Ein halbes Jahr von Zuhause weit weg in einem höchst unsicheren Land, nur zehn Tage Urlaub zwischendurch: „Ja, das ist ein Preis, den die ganze Familie zahlt. Dass ich zum Beispiel bei der Einschulung meines Sohnes nicht dabei sein konnte, war schon hart.“ Aber täglich telefonieren, Videos mit Bildern von daheim austauschen, das immerhin ging. Auch die Feldpost hat funktioniert. Geholfen hat nicht zuletzt die Unterstützung aus Deutschland. „Viele hochrangige Persönlichkeiten informierten sich vor Ort.
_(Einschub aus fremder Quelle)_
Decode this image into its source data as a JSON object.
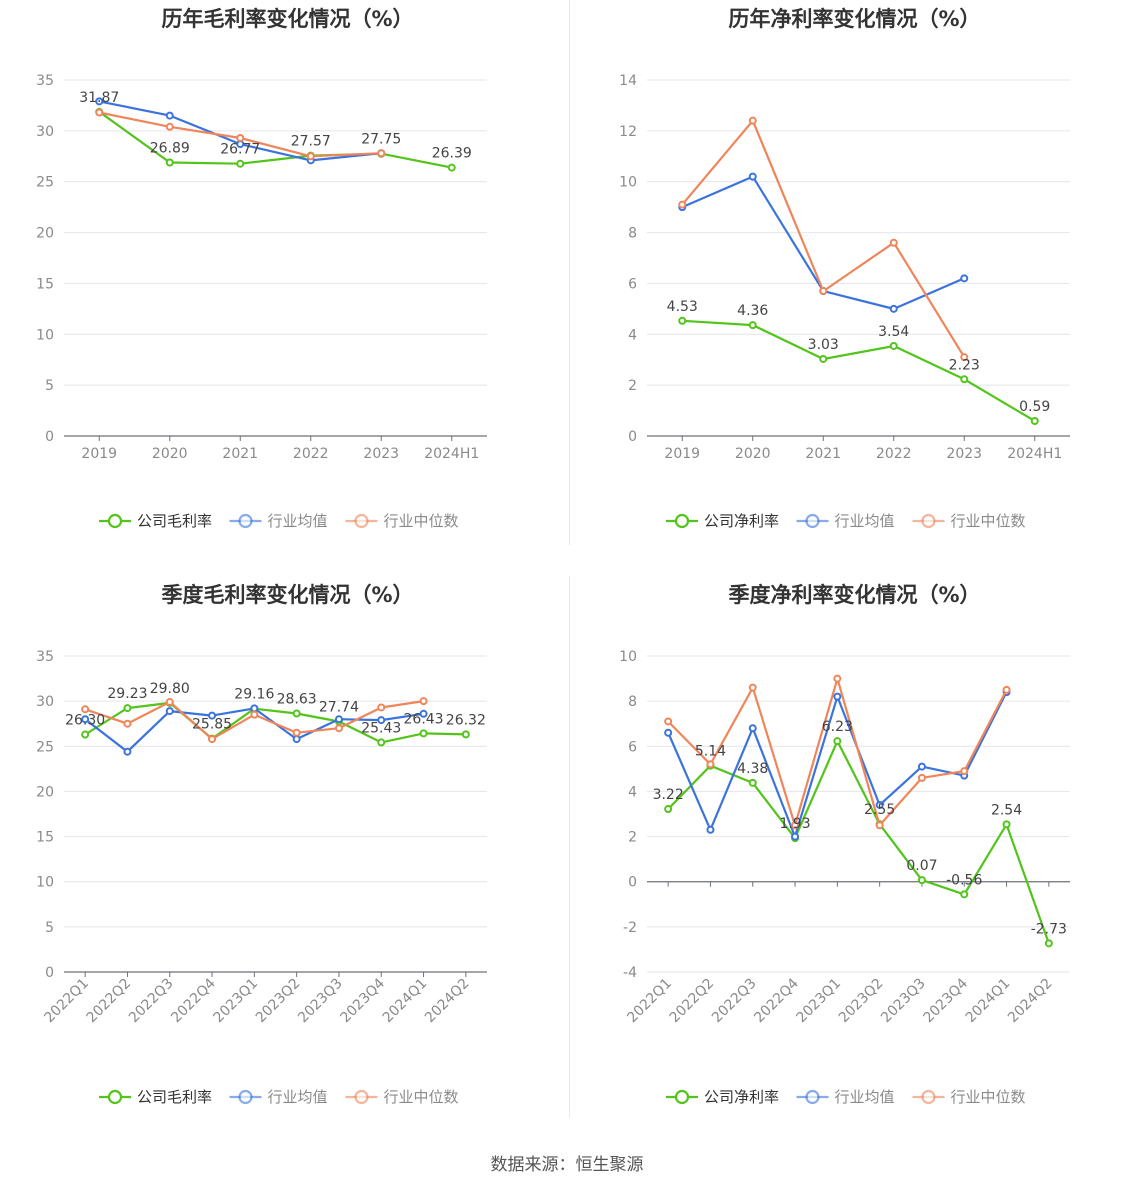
{
  "source": "数据来源：恒生聚源",
  "colors": {
    "company": "#52c41a",
    "avg": "#3b73de",
    "median": "#f0855a",
    "axis": "#8a8a8a",
    "grid": "#e4e4ec"
  },
  "chart_data": [
    {
      "type": "line",
      "title": "历年毛利率变化情况（%）",
      "categories": [
        "2019",
        "2020",
        "2021",
        "2022",
        "2023",
        "2024H1"
      ],
      "ylim": [
        0,
        35
      ],
      "yticks": [
        0,
        5,
        10,
        15,
        20,
        25,
        30,
        35
      ],
      "grid": true,
      "legend_position": "bottom",
      "series": [
        {
          "name": "公司毛利率",
          "values": [
            31.87,
            26.89,
            26.77,
            27.57,
            27.75,
            26.39
          ],
          "labels": [
            "31.87",
            "26.89",
            "26.77",
            "27.57",
            "27.75",
            "26.39"
          ]
        },
        {
          "name": "行业均值",
          "values": [
            32.9,
            31.5,
            28.7,
            27.1,
            27.8,
            null
          ]
        },
        {
          "name": "行业中位数",
          "values": [
            31.8,
            30.4,
            29.3,
            27.5,
            27.8,
            null
          ]
        }
      ]
    },
    {
      "type": "line",
      "title": "历年净利率变化情况（%）",
      "categories": [
        "2019",
        "2020",
        "2021",
        "2022",
        "2023",
        "2024H1"
      ],
      "ylim": [
        0,
        14
      ],
      "yticks": [
        0,
        2,
        4,
        6,
        8,
        10,
        12,
        14
      ],
      "grid": true,
      "legend_position": "bottom",
      "series": [
        {
          "name": "公司净利率",
          "values": [
            4.53,
            4.36,
            3.03,
            3.54,
            2.23,
            0.59
          ],
          "labels": [
            "4.53",
            "4.36",
            "3.03",
            "3.54",
            "2.23",
            "0.59"
          ]
        },
        {
          "name": "行业均值",
          "values": [
            9.0,
            10.2,
            5.7,
            5.0,
            6.2,
            null
          ]
        },
        {
          "name": "行业中位数",
          "values": [
            9.1,
            12.4,
            5.7,
            7.6,
            3.1,
            null
          ]
        }
      ]
    },
    {
      "type": "line",
      "title": "季度毛利率变化情况（%）",
      "categories": [
        "2022Q1",
        "2022Q2",
        "2022Q3",
        "2022Q4",
        "2023Q1",
        "2023Q2",
        "2023Q3",
        "2023Q4",
        "2024Q1",
        "2024Q2"
      ],
      "ylim": [
        0,
        35
      ],
      "yticks": [
        0,
        5,
        10,
        15,
        20,
        25,
        30,
        35
      ],
      "grid": true,
      "legend_position": "bottom",
      "series": [
        {
          "name": "公司毛利率",
          "values": [
            26.3,
            29.23,
            29.8,
            25.85,
            29.16,
            28.63,
            27.74,
            25.43,
            26.43,
            26.32
          ],
          "labels": [
            "26.30",
            "29.23",
            "29.80",
            "25.85",
            "29.16",
            "28.63",
            "27.74",
            "25.43",
            "26.43",
            "26.32"
          ]
        },
        {
          "name": "行业均值",
          "values": [
            28.0,
            24.4,
            28.9,
            28.4,
            29.2,
            25.8,
            28.0,
            27.9,
            28.6,
            null
          ]
        },
        {
          "name": "行业中位数",
          "values": [
            29.1,
            27.5,
            29.9,
            25.8,
            28.5,
            26.5,
            27.0,
            29.3,
            30.0,
            null
          ]
        }
      ]
    },
    {
      "type": "line",
      "title": "季度净利率变化情况（%）",
      "categories": [
        "2022Q1",
        "2022Q2",
        "2022Q3",
        "2022Q4",
        "2023Q1",
        "2023Q2",
        "2023Q3",
        "2023Q4",
        "2024Q1",
        "2024Q2"
      ],
      "ylim": [
        -4,
        10
      ],
      "yticks": [
        -4,
        -2,
        0,
        2,
        4,
        6,
        8,
        10
      ],
      "grid": true,
      "legend_position": "bottom",
      "series": [
        {
          "name": "公司净利率",
          "values": [
            3.22,
            5.14,
            4.38,
            1.93,
            6.23,
            2.55,
            0.07,
            -0.56,
            2.54,
            -2.73
          ],
          "labels": [
            "3.22",
            "5.14",
            "4.38",
            "1.93",
            "6.23",
            "2.55",
            "0.07",
            "-0.56",
            "2.54",
            "-2.73"
          ]
        },
        {
          "name": "行业均值",
          "values": [
            6.6,
            2.3,
            6.8,
            2.0,
            8.2,
            3.4,
            5.1,
            4.7,
            8.4,
            null
          ]
        },
        {
          "name": "行业中位数",
          "values": [
            7.1,
            5.2,
            8.6,
            2.5,
            9.0,
            2.5,
            4.6,
            4.9,
            8.5,
            null
          ]
        }
      ]
    }
  ]
}
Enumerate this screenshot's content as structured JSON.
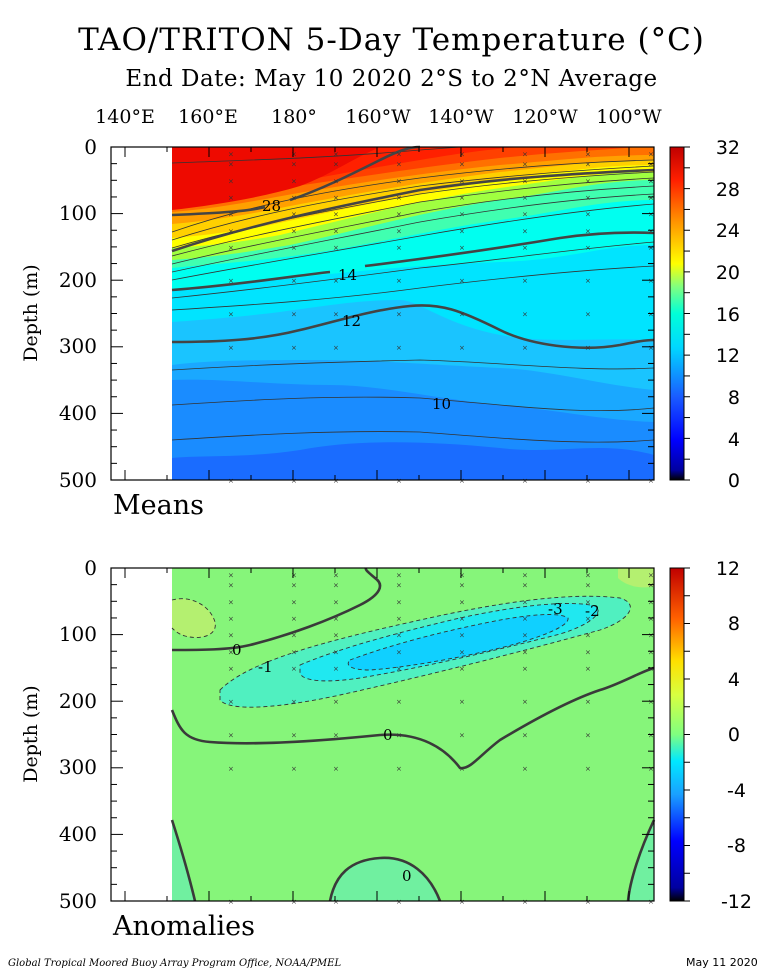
{
  "title": "TAO/TRITON 5-Day Temperature (°C)",
  "subtitle": "End Date: May 10 2020  2°S to 2°N Average",
  "longitudes": [
    "140°E",
    "160°E",
    "180°",
    "160°W",
    "140°W",
    "120°W",
    "100°W"
  ],
  "footer_left": "Global Tropical Moored Buoy Array Program Office, NOAA/PMEL",
  "footer_right": "May 11 2020",
  "colors": {
    "deep_blue": "#1a5cff",
    "cyan": "#00e6ff",
    "green": "#86f57a",
    "yellow": "#ffe000",
    "red": "#e00000"
  },
  "chart_data": [
    {
      "type": "heatmap",
      "panel_label": "Means",
      "ylabel": "Depth (m)",
      "ylim": [
        500,
        0
      ],
      "yticks": [
        0,
        100,
        200,
        300,
        400,
        500
      ],
      "xticks": [
        "140°E",
        "160°E",
        "180°",
        "160°W",
        "140°W",
        "120°W",
        "100°W"
      ],
      "colorbar_ticks": [
        32,
        28,
        24,
        20,
        16,
        12,
        8,
        4,
        0
      ],
      "colorbar_range": [
        0,
        32
      ],
      "contour_labels": [
        "28",
        "14",
        "12",
        "10"
      ],
      "isotherms": [
        {
          "value": 28,
          "depth_at_x": [
            [
              160,
              100
            ],
            [
              175,
              98
            ],
            [
              185,
              80
            ],
            [
              195,
              60
            ],
            [
              205,
              40
            ],
            [
              215,
              20
            ],
            [
              222,
              0
            ]
          ]
        },
        {
          "value": 20,
          "depth_at_x": [
            [
              160,
              172
            ],
            [
              180,
              160
            ],
            [
              200,
              120
            ],
            [
              220,
              90
            ],
            [
              240,
              62
            ],
            [
              265,
              45
            ]
          ]
        },
        {
          "value": 14,
          "depth_at_x": [
            [
              160,
              215
            ],
            [
              180,
              200
            ],
            [
              200,
              165
            ],
            [
              220,
              135
            ],
            [
              240,
              100
            ],
            [
              265,
              70
            ]
          ]
        },
        {
          "value": 12,
          "depth_at_x": [
            [
              160,
              295
            ],
            [
              180,
              280
            ],
            [
              200,
              255
            ],
            [
              210,
              250
            ],
            [
              230,
              285
            ],
            [
              250,
              305
            ],
            [
              265,
              290
            ]
          ]
        },
        {
          "value": 10,
          "depth_at_x": [
            [
              160,
              375
            ],
            [
              200,
              380
            ],
            [
              220,
              385
            ],
            [
              240,
              410
            ],
            [
              265,
              400
            ]
          ]
        }
      ]
    },
    {
      "type": "heatmap",
      "panel_label": "Anomalies",
      "ylabel": "Depth (m)",
      "ylim": [
        500,
        0
      ],
      "yticks": [
        0,
        100,
        200,
        300,
        400,
        500
      ],
      "xticks": [
        "140°E",
        "160°E",
        "180°",
        "160°W",
        "140°W",
        "120°W",
        "100°W"
      ],
      "colorbar_ticks": [
        12,
        8,
        4,
        0,
        -4,
        -8,
        -12
      ],
      "colorbar_range": [
        -12,
        12
      ],
      "contour_labels": [
        "0",
        "-1",
        "-3",
        "-2",
        "0",
        "0"
      ]
    }
  ]
}
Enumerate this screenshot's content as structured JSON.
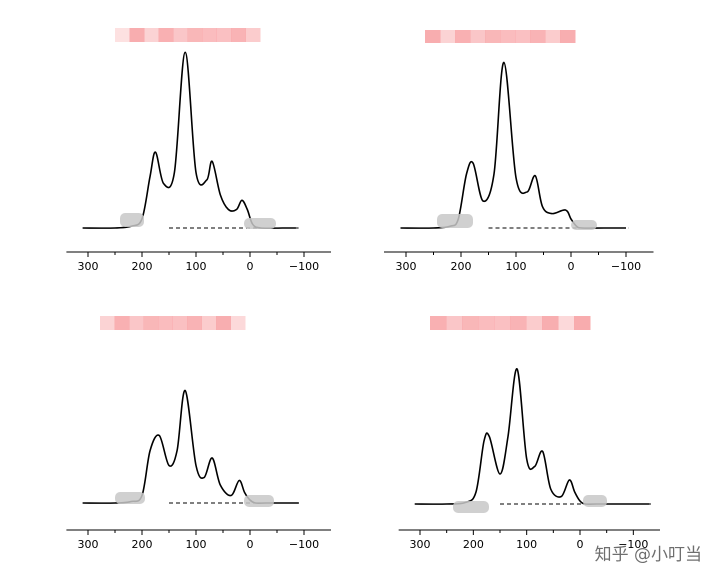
{
  "watermark": "知乎 @小叮当",
  "colors": {
    "curve": "#000000",
    "axis": "#000000",
    "baseline": "#000000",
    "redaction_pink": "#f8a8aa",
    "redaction_gray": "#c8c8c8"
  },
  "chart_data": [
    {
      "type": "line",
      "title": "",
      "xlabel": "",
      "ylabel": "",
      "xlim": [
        340,
        -150
      ],
      "x_reversed": true,
      "x_ticks": [
        "300",
        "200",
        "100",
        "0",
        "−100"
      ],
      "x_tick_values": [
        300,
        200,
        100,
        0,
        -100
      ],
      "baseline_dashed": true,
      "series": [
        {
          "x": [
            310,
            250,
            220,
            200,
            185,
            175,
            160,
            140,
            120,
            100,
            80,
            70,
            55,
            40,
            25,
            15,
            5,
            -5,
            -20,
            -60,
            -85
          ],
          "y": [
            0,
            0,
            0.01,
            0.05,
            0.28,
            0.41,
            0.24,
            0.3,
            0.95,
            0.3,
            0.26,
            0.36,
            0.18,
            0.1,
            0.1,
            0.15,
            0.1,
            0.02,
            0,
            0,
            0
          ]
        }
      ]
    },
    {
      "type": "line",
      "title": "",
      "xlabel": "",
      "ylabel": "",
      "xlim": [
        340,
        -150
      ],
      "x_reversed": true,
      "x_ticks": [
        "300",
        "200",
        "100",
        "0",
        "−100"
      ],
      "x_tick_values": [
        300,
        200,
        100,
        0,
        -100
      ],
      "baseline_dashed": true,
      "series": [
        {
          "x": [
            310,
            250,
            220,
            205,
            190,
            178,
            160,
            140,
            122,
            100,
            80,
            65,
            52,
            35,
            10,
            0,
            -10,
            -20,
            -60,
            -100
          ],
          "y": [
            0,
            0,
            0.01,
            0.05,
            0.3,
            0.36,
            0.15,
            0.3,
            0.92,
            0.28,
            0.2,
            0.29,
            0.12,
            0.08,
            0.1,
            0.05,
            0.01,
            0,
            0,
            0
          ]
        }
      ]
    },
    {
      "type": "line",
      "title": "",
      "xlabel": "",
      "ylabel": "",
      "xlim": [
        340,
        -150
      ],
      "x_reversed": true,
      "x_ticks": [
        "300",
        "200",
        "100",
        "0",
        "−100"
      ],
      "x_tick_values": [
        300,
        200,
        100,
        0,
        -100
      ],
      "baseline_dashed": true,
      "series": [
        {
          "x": [
            310,
            250,
            220,
            200,
            185,
            168,
            150,
            135,
            120,
            100,
            85,
            70,
            55,
            35,
            20,
            10,
            0,
            -10,
            -30,
            -60,
            -90
          ],
          "y": [
            0,
            0,
            0.01,
            0.05,
            0.35,
            0.45,
            0.25,
            0.35,
            0.75,
            0.25,
            0.17,
            0.3,
            0.12,
            0.05,
            0.15,
            0.07,
            0.02,
            0,
            0,
            0,
            0
          ]
        }
      ]
    },
    {
      "type": "line",
      "title": "",
      "xlabel": "",
      "ylabel": "",
      "xlim": [
        340,
        -150
      ],
      "x_reversed": true,
      "x_ticks": [
        "300",
        "200",
        "100",
        "0",
        "−100"
      ],
      "x_tick_values": [
        300,
        200,
        100,
        0,
        -100
      ],
      "baseline_dashed": true,
      "series": [
        {
          "x": [
            310,
            250,
            215,
            195,
            180,
            170,
            150,
            135,
            118,
            100,
            85,
            70,
            55,
            35,
            20,
            10,
            0,
            -10,
            -30,
            -80,
            -130
          ],
          "y": [
            0,
            0,
            0.01,
            0.08,
            0.42,
            0.45,
            0.2,
            0.45,
            0.9,
            0.3,
            0.25,
            0.35,
            0.1,
            0.05,
            0.16,
            0.08,
            0.02,
            0,
            0,
            0,
            0
          ]
        }
      ]
    }
  ]
}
Die Verteidigungsministerin war während meiner Zeit sogar zweimal da, hat sich von uns alle Details erklären lassen!“ erzählt der 51jährige.

So wie er haben in den 20 Jahren Afghanistan-Mission seit Januar 2001 rund 160.000 deutsche Soldatinnen und Soldaten in dem Land gearbeitet. Die Kosten belaufen sich hierfür nach Angaben des Verteidigungsministeriums auf insgesamt 12,35 Milliarden Euro. Hat sich dies alles gelohnt? Auf der Erfolgsseite steht: Das fundamentalistische Taliban-Regime, das Al-Kaida in Afghanistan Unterschlupf gewährt hatte, mit Osama bin Laden an der Spitze, wurde gestürzt. Die Terrorbedrohung von dort für die Welt scheint gebannt. Das Land selbst hat heute einen gewählten Präsidenten und ein gewähltes Parlament. Frauen dürfen arbeiten, Mädchen zur Schule gehen. Die Trümmerwüste Kabul verwandelt sich in eine moderne Stadt. 

Doch andererseits: Armut, Korruption und Machtgier prägen nach wie vor weite Teile des kriegsgeschundenen Landes. Zehntausende sind weiter auf der Flucht. Ein stabiler Friede, nach dem sich die Gesellschaft dort sehnt, zeichnet sich noch immer nicht ab. Dieses Ziel bleibt. Genau dafür würde Frank aus Rondorf es wieder tun.